April 22, 2016 / 3:45 PM / 4 years ago

CORRECTED-INVESTMENT FOCUS- Emerging junk bonds face hazards after rally

(In para 11, clarifies that data from Gimme Credit references bonds listed on BAML bond index)

* EM miners, energy credits showing most distress

* Brazilian names boosted by impeachment prospects

* Defaults seen rising in 2016, with highest rates in LatAm

* GRAPHIC-Metals performance YTD: link.reuters.com/cag37s

By Claire Milhench

LONDON, April 22 (Reuters) - Defaults among junk-rated emerging market companies are ticking higher, spelling danger for yield-seeking investors who may have been lured back to these assets by this year’s price rallies in metals and oil.

Iron ore prices have jumped more than 50 percent this year, dragging up other base metals. Copper, for instance, is up almost 20 percent from its mid-January troughs. Oil has enjoyed a 65 percent trough-to-peak rally.

Those gains have given a new lease of life to commodity-linked assets, including the bonds of companies with sub-investment grade ratings, a large proportion of which are in the energy and mining sectors.

But many — including Goldman Sachs on Friday — see the commodities rally as unsustainable, and some bond investors are becoming more cautious.

“You are seeing more distress, and defaults are rising,” said Bill Perry, a fund manager at U.S.-based Stone Harbor Investment Partners. “We are wary about certain corporate credits. You have to be a lot more selective.”

Emerging junk bonds have outperformed this year, with yield spreads tightening 115 basis points (bps) in March alone — double the contraction in U.S. high-yield spreads, Bank of America Merrill Lynch (BAML) noted.

Year-to-date returns are a respectable 6-7 percent, according to BAML indexes, after the sector made its first loss last year since 2008. Then, amid global turmoil, around 15 percent of junk-rated emerging companies defaulted, data from ICBC Standard Bank shows.

Defaults on emerging junk bonds are now running at 3 percent of the total outstanding debt, up from 2.4 percent a year ago, BAML calculates. It predicts a 4.8 percent default rate in 2016.

March saw 17 defaults across emerging markets, the bank noted, ranging from Mexican construction company ICA to China’s Dongbei Steel.

Commodity names are emerging as the weakest links.

Cedric Rimaud, director of emerging markets research at U.S. research house Gimme Credit, noted that of the 779 emerging bonds listed on Bank of America ML’s non-financial EM corporate index, about 15 percent were considered distressed in early-April, indicating yields were 1,000 basis points above U.S. Treasuries with comparable maturities.

Of the 115 distressed bonds, 29 were in basic industries, including metals and mining, building and construction and steel producers, while 24 were energy names.

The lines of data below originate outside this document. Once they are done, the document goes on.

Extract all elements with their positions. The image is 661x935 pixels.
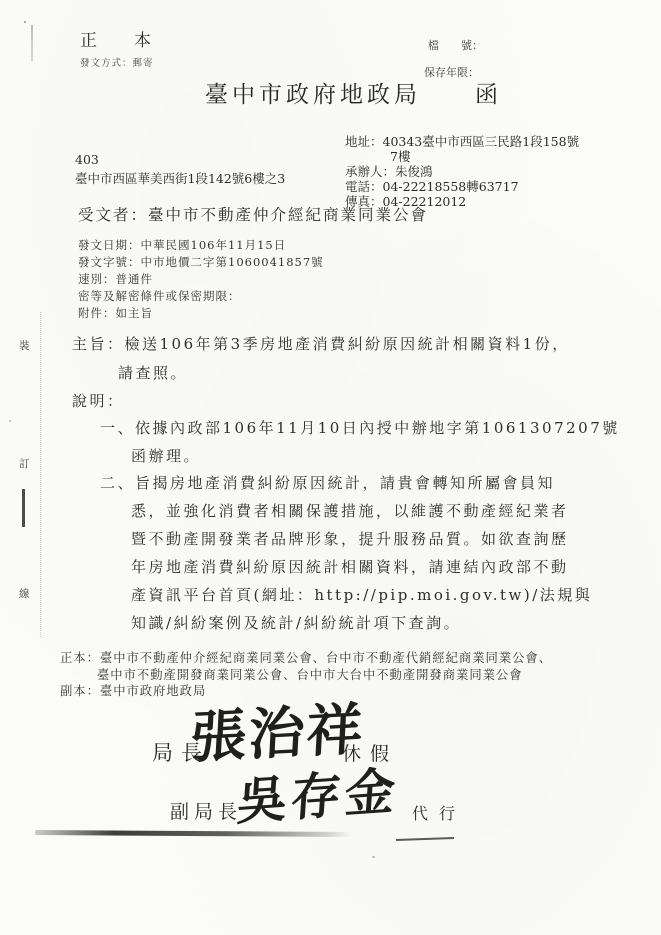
explanation-item2-line4: 年房地產消費糾紛原因統計相關資料，請連結內政部不動	[131, 556, 569, 577]
scan-artifact-dot	[24, 21, 26, 23]
explanation-item2-line5: 產資訊平台首頁(網址：http://pip.moi.gov.tw)/法規與	[131, 584, 592, 605]
explanation-item2-line6: 知識/糾紛案例及統計/糾紛統計項下查詢。	[131, 612, 461, 633]
recipient-line: 受文者：臺中市不動產仲介經紀商業同業公會	[78, 203, 428, 225]
cc-copies-line: 副本：臺中市政府地政局	[60, 681, 206, 699]
explanation-item2-line2: 悉，並強化消費者相關保護措施，以維護不動產經紀業者	[131, 500, 569, 521]
deputy-director-signature: 吳存金	[235, 751, 402, 835]
scan-artifact-bottom-line	[35, 830, 353, 837]
security-class: 密等及解密條件或保密期限：	[78, 288, 241, 304]
original-copies-line1: 正本：臺中市不動產仲介經紀商業同業公會、台中市不動產代銷經紀商業同業公會、	[60, 648, 552, 666]
attachment-note: 附件：如主旨	[78, 305, 153, 321]
sender-address-line1: 地址：40343臺中市西區三民路1段158號	[345, 132, 579, 150]
delivery-method-label: 發文方式：郵寄	[80, 55, 154, 69]
binding-dash-mark	[22, 489, 25, 527]
explanation-item1-line1: 一、依據內政部106年11月10日內授中辦地字第1061307207號	[100, 417, 620, 438]
scan-speck	[372, 856, 375, 858]
signature-underline	[396, 837, 454, 841]
recipient-address: 臺中市西區華美西街1段142號6樓之3	[75, 169, 285, 187]
scan-artifact-top-left	[31, 25, 33, 61]
scanned-official-letter: 正 本 發文方式：郵寄 檔 號： 保存年限： 臺中市政府地政局 函 403 臺中…	[0, 0, 661, 935]
explanation-item2-line3: 暨不動產開發業者品牌形象，提升服務品質。如欲查詢歷	[131, 528, 569, 549]
copy-type-label: 正 本	[80, 26, 161, 51]
scan-speck	[9, 420, 11, 422]
binding-mark-zhuang: 裝	[19, 338, 30, 353]
binding-mark-xian: 線	[19, 586, 30, 601]
issue-date: 發文日期：中華民國106年11月15日	[78, 237, 286, 253]
file-number-label: 檔 號：	[428, 37, 483, 53]
subject-line-1: 主旨：檢送106年第3季房地產消費糾紛原因統計相關資料1份，	[72, 333, 570, 354]
binding-mark-ding: 訂	[19, 456, 30, 471]
deputy-director-title: 副局長	[170, 797, 242, 824]
binding-dotted-line	[40, 312, 41, 637]
speed-class: 速別：普通件	[78, 271, 153, 287]
document-number: 發文字號：中市地價二字第1060041857號	[78, 254, 324, 270]
document-title: 臺中市政府地政局 函	[205, 76, 502, 109]
subject-line-2: 請查照。	[118, 362, 188, 383]
scan-speck	[490, 478, 492, 480]
deputy-director-status: 代行	[412, 801, 466, 824]
explanation-item1-line2: 函辦理。	[131, 445, 201, 466]
explanation-label: 說明：	[72, 390, 125, 411]
recipient-zip: 403	[75, 152, 99, 167]
explanation-item2-line1: 二、旨揭房地產消費糾紛原因統計，請貴會轉知所屬會員知	[100, 472, 555, 493]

Many investors will point out that default rates for U.S. high yield names are higher, at 4.6 percent, and are forecast by ratings agency Moody’s to hit 6 percent by year-end.

That “improves the allure of emerging high-yield debt on a relative basis”, ICBC Standard Bank said.

Brazilian credits in particular have rallied hard, helped by the recovery in commodity prices and the prospect that left-wing President Dilma Rousseff will be impeached, potentially opening the way for a more business-friendly administration.

That is despite the fact that Brazil’s high-yield default rate is around 6.6 percent, according to the Standard Bank note.

Even non-commodity names, such as airline Gol and mobile operator Oi, are looking to renegotiate their debts.

Brazilian names that have rebounded include steel and iron ore producer Cia Siderúrgica Nacional and Samarco Mineração, an iron ore pellet producer. Samarco is still awaiting authorisation to resume iron ore mining operations at the site of a dam burst that killed 19 people.

Their bonds have almost doubled in price, although yields remain in the double digits .

But some question the sustainability of the Brazilian rally given that the economy is expected to shrink almost 4 percent this year.

“2016 is probably a bit early to buy into the reform story,” said Charles Robertson, global chief economist at Renaissance Capital. “Weak (economic growth) has a grinding effect on people’s solvency, and at some point that blows up.”

He drew parallels with U.S. coal company Peabody, which after the coal price collapse found itself unable to service its debt and filed for bankruptcy in April.

“It wouldn’t surprise me if we saw that happening in Brazil,” he said.

The rally in distressed names has been partly fuelled by inflows into emerging bond funds, which according to BAML have attracted $9.2 billion over the past nine weeks.

Now some managers are worried that the market has got ahead of itself, with little discrimination between highly levered companies and those with strong balance sheets.

“It almost seems as if people are just buying risk, it’s not (because of) improving fundamentals,” said Kathy Collins, an investment manager at Aberdeen Asset Management.